It's quite possible we're at the cusp of the plateau already. For many years planes kept getting faster and faster, until one day they didn't. It may be the same with processors. For years they'll keep getting smaller and smaller, until one day they don't. In fact, this already happened with clock speed 10 years ago. The top Pentium 4s, while certainly worse than the Haswell i7s of today, have about the same clock speed (3.8 GHz or so).


That's due to thermal and electrical limits of Silicon and whatever you are using to insulate (Silicon Dioxide)... having a semiconductor with a higher bandgap (Such as many III-V semiconductors, such as indium gallium arsenide), you can have a much higher clockspeed.


I'm really interested in this, could you please explain more? My impression is that the heat from subthreshold current is what's limiting today's CPUs. How does a higher bandgap help you achieve a higher clockspeed for the same power density?


> For many years planes kept getting faster and faster, until one day they didn't

Planes are still getting faster and faster. Though now they are mainly unmanned.

HTV-2 Falcon scramjet reached 13,201 mph on 22 April 2010.

NASA X-43 reached 6,600+ mph.


I don't know if you'd count these one-off experiments in the same league as making aircraft that you can actually turn a profit manufacturing and operating. That game seems to have dried up at about the size and speed of modern jetliners, given the issues we've had with operating supersonic commercial aircraft.

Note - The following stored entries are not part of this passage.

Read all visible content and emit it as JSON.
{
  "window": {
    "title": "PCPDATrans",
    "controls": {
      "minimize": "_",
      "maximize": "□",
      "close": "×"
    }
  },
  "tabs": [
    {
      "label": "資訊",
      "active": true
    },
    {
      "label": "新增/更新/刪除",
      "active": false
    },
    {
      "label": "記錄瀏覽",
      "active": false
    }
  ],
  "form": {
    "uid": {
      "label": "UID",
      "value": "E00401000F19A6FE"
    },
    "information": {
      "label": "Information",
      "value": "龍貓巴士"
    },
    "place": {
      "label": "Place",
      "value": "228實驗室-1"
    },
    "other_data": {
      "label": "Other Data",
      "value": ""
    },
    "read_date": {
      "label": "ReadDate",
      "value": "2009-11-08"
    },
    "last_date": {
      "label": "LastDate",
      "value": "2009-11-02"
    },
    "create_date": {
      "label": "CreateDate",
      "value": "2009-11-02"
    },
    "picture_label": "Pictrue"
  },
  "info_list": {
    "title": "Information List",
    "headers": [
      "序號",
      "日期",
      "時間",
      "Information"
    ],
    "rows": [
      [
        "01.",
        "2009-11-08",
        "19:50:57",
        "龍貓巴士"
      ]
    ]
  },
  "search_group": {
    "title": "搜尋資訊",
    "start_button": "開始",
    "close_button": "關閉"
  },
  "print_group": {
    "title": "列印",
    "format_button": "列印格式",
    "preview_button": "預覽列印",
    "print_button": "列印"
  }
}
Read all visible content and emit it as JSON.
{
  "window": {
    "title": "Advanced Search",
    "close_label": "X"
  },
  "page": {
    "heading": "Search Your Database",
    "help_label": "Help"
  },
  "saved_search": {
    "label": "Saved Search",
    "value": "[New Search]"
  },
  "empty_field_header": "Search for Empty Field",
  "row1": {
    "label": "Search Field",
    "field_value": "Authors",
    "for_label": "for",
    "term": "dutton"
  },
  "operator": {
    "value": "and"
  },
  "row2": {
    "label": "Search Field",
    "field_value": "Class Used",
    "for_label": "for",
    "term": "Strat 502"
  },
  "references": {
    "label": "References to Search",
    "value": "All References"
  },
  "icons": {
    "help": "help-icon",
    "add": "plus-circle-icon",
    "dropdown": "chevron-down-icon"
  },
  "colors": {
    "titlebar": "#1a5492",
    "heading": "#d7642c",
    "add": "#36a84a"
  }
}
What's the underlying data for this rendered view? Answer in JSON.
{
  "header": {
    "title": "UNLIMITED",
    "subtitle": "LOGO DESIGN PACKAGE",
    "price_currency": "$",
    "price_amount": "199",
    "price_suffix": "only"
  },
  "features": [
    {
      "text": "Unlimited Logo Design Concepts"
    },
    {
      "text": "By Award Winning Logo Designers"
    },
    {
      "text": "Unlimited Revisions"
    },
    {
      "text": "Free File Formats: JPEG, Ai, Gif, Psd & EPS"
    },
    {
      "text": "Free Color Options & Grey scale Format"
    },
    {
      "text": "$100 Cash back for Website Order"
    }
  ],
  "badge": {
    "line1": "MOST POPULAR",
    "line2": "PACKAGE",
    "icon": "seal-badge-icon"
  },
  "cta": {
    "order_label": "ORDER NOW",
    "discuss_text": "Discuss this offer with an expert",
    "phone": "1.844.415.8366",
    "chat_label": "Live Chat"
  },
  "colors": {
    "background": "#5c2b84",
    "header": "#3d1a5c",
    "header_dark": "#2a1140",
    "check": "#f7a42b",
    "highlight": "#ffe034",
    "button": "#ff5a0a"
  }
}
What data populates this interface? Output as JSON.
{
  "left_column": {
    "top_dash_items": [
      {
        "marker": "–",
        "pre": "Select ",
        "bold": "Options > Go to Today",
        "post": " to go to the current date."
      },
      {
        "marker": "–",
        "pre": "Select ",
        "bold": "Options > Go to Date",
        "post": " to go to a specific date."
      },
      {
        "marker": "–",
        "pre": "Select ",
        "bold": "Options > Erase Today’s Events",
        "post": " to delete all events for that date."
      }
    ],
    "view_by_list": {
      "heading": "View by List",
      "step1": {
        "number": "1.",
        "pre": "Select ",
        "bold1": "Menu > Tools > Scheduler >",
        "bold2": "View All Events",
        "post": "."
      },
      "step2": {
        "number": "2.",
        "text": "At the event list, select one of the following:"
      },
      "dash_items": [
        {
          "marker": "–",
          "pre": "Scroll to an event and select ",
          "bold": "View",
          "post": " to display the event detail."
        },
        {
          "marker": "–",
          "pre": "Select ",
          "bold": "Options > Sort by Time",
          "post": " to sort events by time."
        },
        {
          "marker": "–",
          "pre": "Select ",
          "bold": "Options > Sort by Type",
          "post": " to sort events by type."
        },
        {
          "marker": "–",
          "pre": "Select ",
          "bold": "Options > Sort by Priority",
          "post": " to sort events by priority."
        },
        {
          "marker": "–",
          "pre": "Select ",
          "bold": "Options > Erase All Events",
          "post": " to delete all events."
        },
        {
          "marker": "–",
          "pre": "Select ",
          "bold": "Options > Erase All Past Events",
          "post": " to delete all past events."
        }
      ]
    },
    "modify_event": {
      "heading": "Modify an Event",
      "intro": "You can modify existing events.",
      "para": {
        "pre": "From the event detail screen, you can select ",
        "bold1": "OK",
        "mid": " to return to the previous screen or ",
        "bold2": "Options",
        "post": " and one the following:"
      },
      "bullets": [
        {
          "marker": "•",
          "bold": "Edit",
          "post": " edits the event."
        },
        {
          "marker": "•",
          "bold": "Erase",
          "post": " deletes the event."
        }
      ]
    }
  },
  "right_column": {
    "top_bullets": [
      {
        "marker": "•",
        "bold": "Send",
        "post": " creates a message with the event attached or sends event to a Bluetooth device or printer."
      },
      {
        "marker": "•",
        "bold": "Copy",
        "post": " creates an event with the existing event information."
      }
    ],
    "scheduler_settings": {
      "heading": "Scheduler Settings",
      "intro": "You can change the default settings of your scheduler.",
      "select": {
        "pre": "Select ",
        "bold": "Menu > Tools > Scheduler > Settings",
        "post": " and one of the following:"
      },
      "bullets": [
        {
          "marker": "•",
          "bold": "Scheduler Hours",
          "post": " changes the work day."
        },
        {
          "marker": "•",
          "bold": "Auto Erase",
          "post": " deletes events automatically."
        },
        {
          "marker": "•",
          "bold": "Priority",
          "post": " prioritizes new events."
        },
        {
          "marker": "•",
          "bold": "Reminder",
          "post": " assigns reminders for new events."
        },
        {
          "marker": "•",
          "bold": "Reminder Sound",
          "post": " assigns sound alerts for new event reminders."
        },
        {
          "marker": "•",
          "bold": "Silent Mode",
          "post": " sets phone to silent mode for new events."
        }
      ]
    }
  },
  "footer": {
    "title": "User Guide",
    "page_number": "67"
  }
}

I'm sure somebody in a lab somewhere can make a single processor that's ridiculously fast compared to anything you can buy, but being able to manufacture usable, reliable CPUs in quantity and cheap enough to turn a profit on selling them is a whole 'nother ballgame.


I don't think that there is a way to go smaller than an atom. Most likely, there will be a sifht in technique. My guess is quantum computing, but who knows.


Your third sentence contradicts your first. Quantum deals in the realm of atomic and subatomic length scales.


I don't think that quantum computers are made of subatomic components, nor are atoms split in the process.